Prior to this investment, Rumpke says it recovered “some PP,” but with the robots the facility can “significantly increase” its PP recovery rates.

Other PP-related grants (including six announced in late August) went to MRF operators in several different regions of the country, casting a wide net that could help determine whether a larger and resolute PP scrap market can be established in North America.

Single and loving it

Photo courtesy of Unilever

Global pricing services provider S&P Global Platts has identified Western Europe as a geographic region that could be ahead of the U.S. when it comes to establishing recycled-content PP scrap pricing.

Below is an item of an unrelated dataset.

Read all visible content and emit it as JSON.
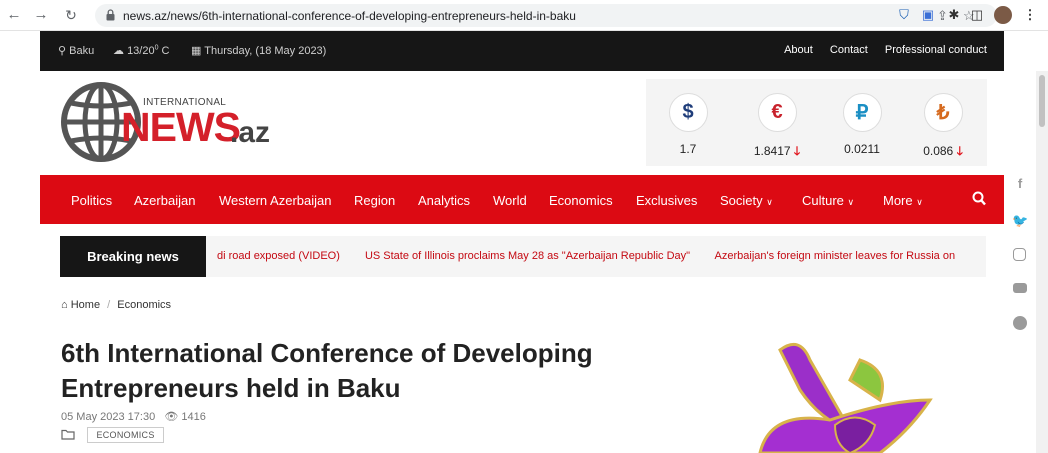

In late July, S&P Global Platts launched six new daily price assessments in the recycled plastics sector, with two of them being for black recycled polypropylene (r-PP) pellets and clear r-PP pellets delivered duty paid (where applicable) within a Northwest Europe region that is identified as including Belgium, France, Germany, Luxembourg, the Netherlands and Switzerland.

Plastic scrap pricing benchmarks such as those offered by S&P Global Platts can also be key components in the “decoupling” of plastic scrap prices from virgin resins, which tend to rise and fall with petroleum demand, pricing and refining activity.

In an interview conducted last year with Recycling Today, Max Craipeau of Singapore-based Greencore Resources Ltd., a plastics reprocessor and trader, said such price decoupling results in “higher prices for recycled content” that “drive up collection and processing, turning the whole value chain into a profitable business.”

Craipeau trades plastic scrap (including PP) in Asia and Europe and operates reprocessing plants in Indonesia and Poland. He also serves on the Plastics Committee of the Bureau of International Recycling, Brussels.

His sentiments likely are shared by most plastics recyclers in North America, who would prefer to see pricing based on supply and demand for plastic scrap in their operating region that is separate from the vagaries of the global petroleum market.

“Contrary to fossil fuel feedstock, from which virgin plastics are made, recycled feedstock is more limited or difficult to access,” Craipeau said in 2020. This can put a floor on pricing for PP and other plastic scrap “no matter what happens to their virgin counterparts linked to oil price variations,” he added.

S&P Global Platts is thinking similarly, though some of its most recently introduced U.S. prices (for HDPE scrap) include PP as a contaminant rather than a traded commodity.

However, the more PP scrap is collected and the more companies like KW Plastics invest in reprocessing it, the faster it can lose its status as a contaminant.